To ensure food safety, the FDA recommends the following as minimum internal cooking temperatures:

  • Steak and Pork 145° F (rest cooked meat, 3 minutes) |
  • Seafood 145° F |
  • Chicken 165° F |
  • Ground Beef 160° F |
  • Ground Turkey 165° F |
  • Ground Pork 160° F

Customize It Instructions

  • If using steak strips, spread into a single layer, pat dry, and coarsely chop. Follow same instructions as chicken in Steps 1 and 2, stirring occasionally until no pink remains and steak strips reach minimum internal temperature, 4-6 minutes. Rest, 3 minutes. No need to shred.

  • If using Impossible burger, follow same instructions as chicken in Steps 1 and 2, breaking up until no pink remains and burger is heated through, 4-6 minutes. No need to shred.

  1. 1

    Start the Filling

    Pat chicken breasts dry.

    Place a large non-stick pan over medium-high heat and add 1 tsp. olive oil.

    Add chicken breasts to hot pan. Cook undisturbed until browned, 5-7 minutes on one side.

    While chicken cooks, peel and halve shallot. Slice thinly.

    When chicken is browned on one side, flip.

  2. 2

    Finish the Filling

    Add shallot to hot pan and cover. Stir shallot occasionally until tender and chicken reaches a minimum internal temperature of 165 degrees, 5-7 minutes.

    Transfer chicken and shallot to a mixing bowl and set aside to cool, 5 minutes.

    Wipe pan clean and reserve.

    When cool enough to handle, shred chicken into bite-sized pieces and stir in chile and cumin rub and a pinch of pepper.

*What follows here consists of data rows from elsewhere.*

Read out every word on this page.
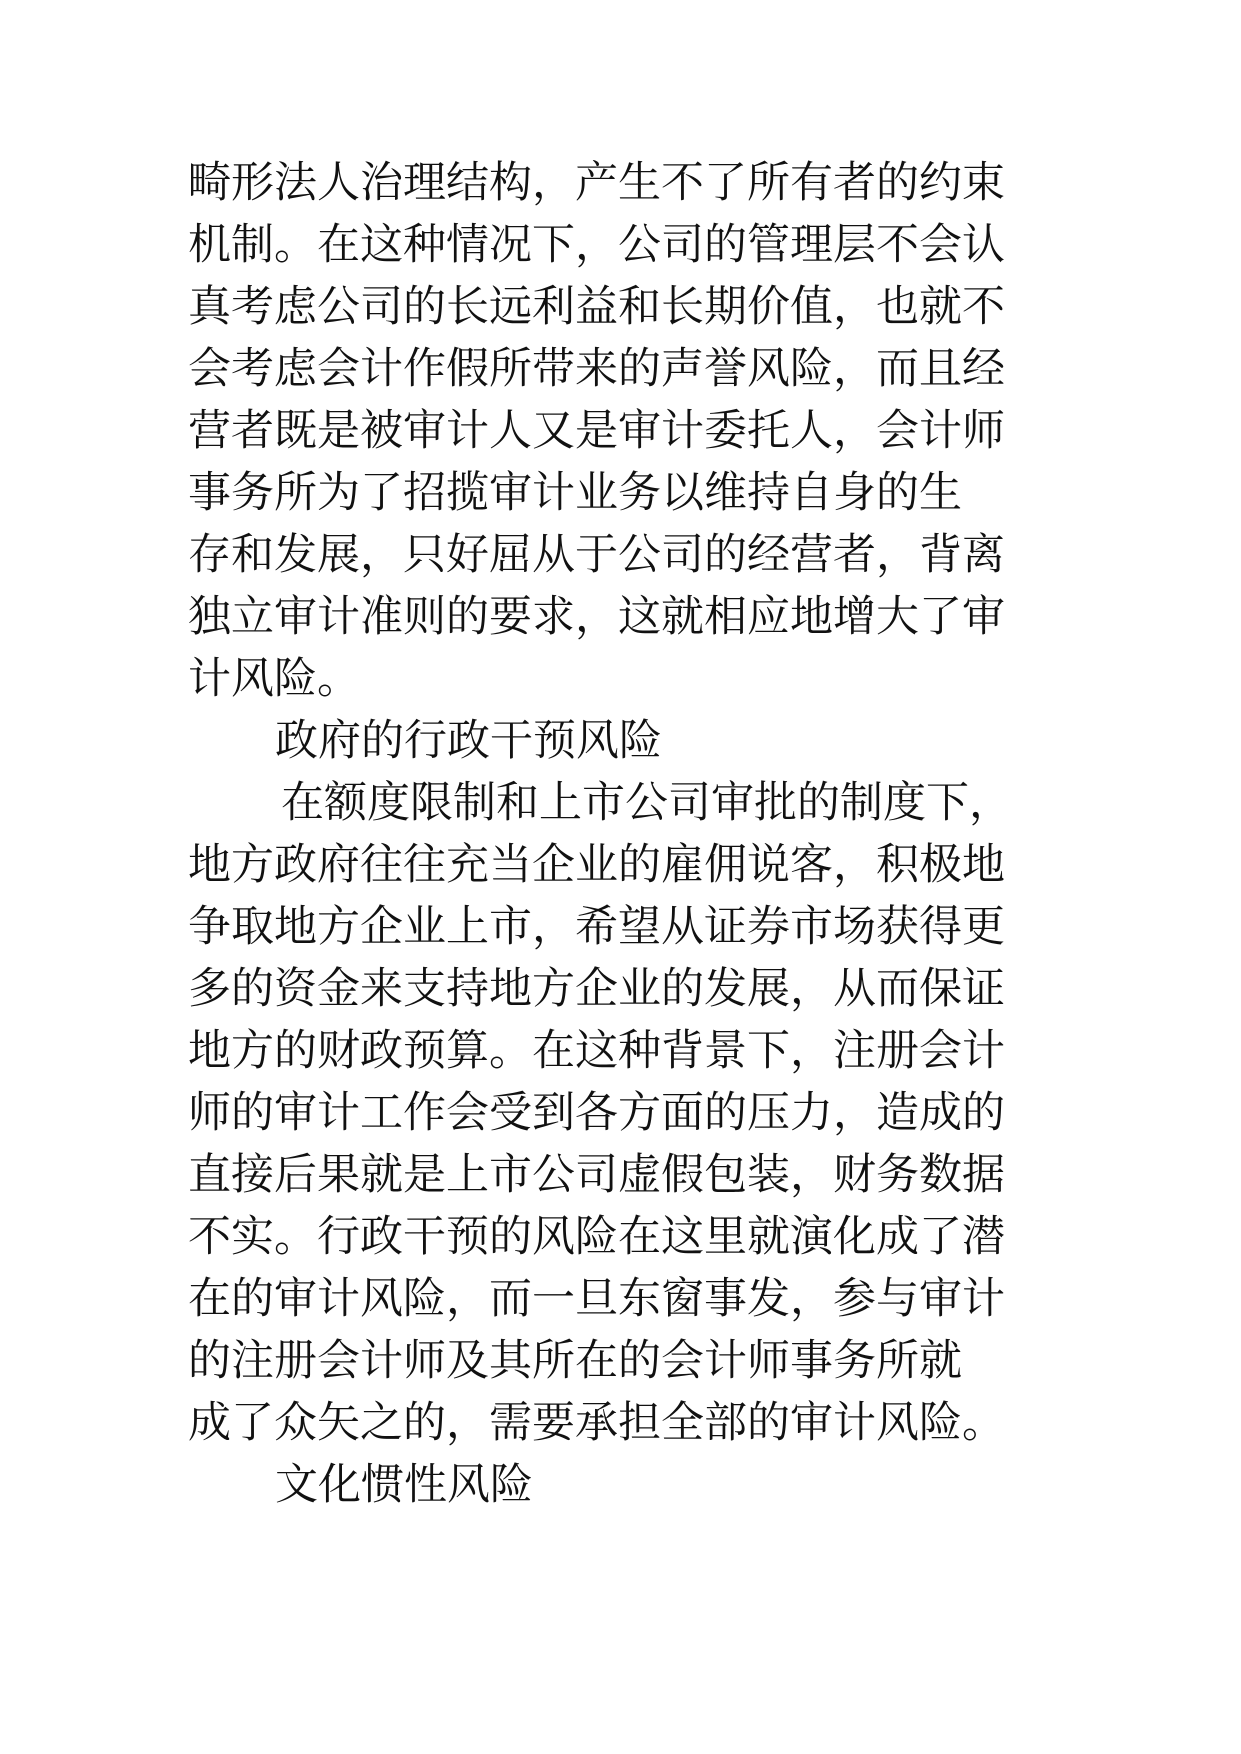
畸形法人治理结构，产生不了所有者的约束
机制。在这种情况下，公司的管理层不会认
真考虑公司的长远利益和长期价值，也就不
会考虑会计作假所带来的声誉风险，而且经
营者既是被审计人又是审计委托人，会计师
事务所为了招揽审计业务以维持自身的生
存和发展，只好屈从于公司的经营者，背离
独立审计准则的要求，这就相应地增大了审
计风险。
政府的行政干预风险
在额度限制和上市公司审批的制度下，
地方政府往往充当企业的雇佣说客，积极地
争取地方企业上市，希望从证券市场获得更
多的资金来支持地方企业的发展，从而保证
地方的财政预算。在这种背景下，注册会计
师的审计工作会受到各方面的压力，造成的
直接后果就是上市公司虚假包装，财务数据
不实。行政干预的风险在这里就演化成了潜
在的审计风险，而一旦东窗事发，参与审计
的注册会计师及其所在的会计师事务所就
成了众矢之的，需要承担全部的审计风险。
文化惯性风险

    While chicken cools, continue recipe.

  3. 3

    Prepare Ingredients, Make Crema, and Make Salsa

    Core tomatoes and cut into 1/2" dice.

    Halve lime lengthwise. Cut one half into wedges and juice the other half.

    Mince cilantro (no need to stem).

    Coarsely chop green chiles.

    Combine sour cream, green chiles, and a pinch of salt in another mixing bowl. Set aside.

    In another mixing bowl, combine tomatoes, cilantro, 2 tsp. lime juice, and a pinch of pepper. Set aside.

  4. 4

    Assemble the Flautas

    Wrap tortillas in a damp paper towel and microwave 15 seconds. Place tortillas on a clean work surface. Place filling and cheese on one side of tortilla. Fold tortilla over filling, tucking edge under. Roll tortilla and place seam side down.

    Repeat with remaining tortillas.

  5. 5

    Cook Flautas and Finish Dish

    Return pan used to cook chicken to medium heat and add 1 tsp. olive oil. Working in batches if necessary, place flautas in hot pan, seam side down. Cook until browned on one side, 2-3 minutes.

    If pan gets dry, add additional olive oil, as needed. Gently roll to opposite side and cook until browned, 2-3 minutes.

    Remove from burner.

    Plate dish as pictured on front of card, topping flautas with salsa and crema (to taste). Squeeze lime wedges over to taste. Bon appétit!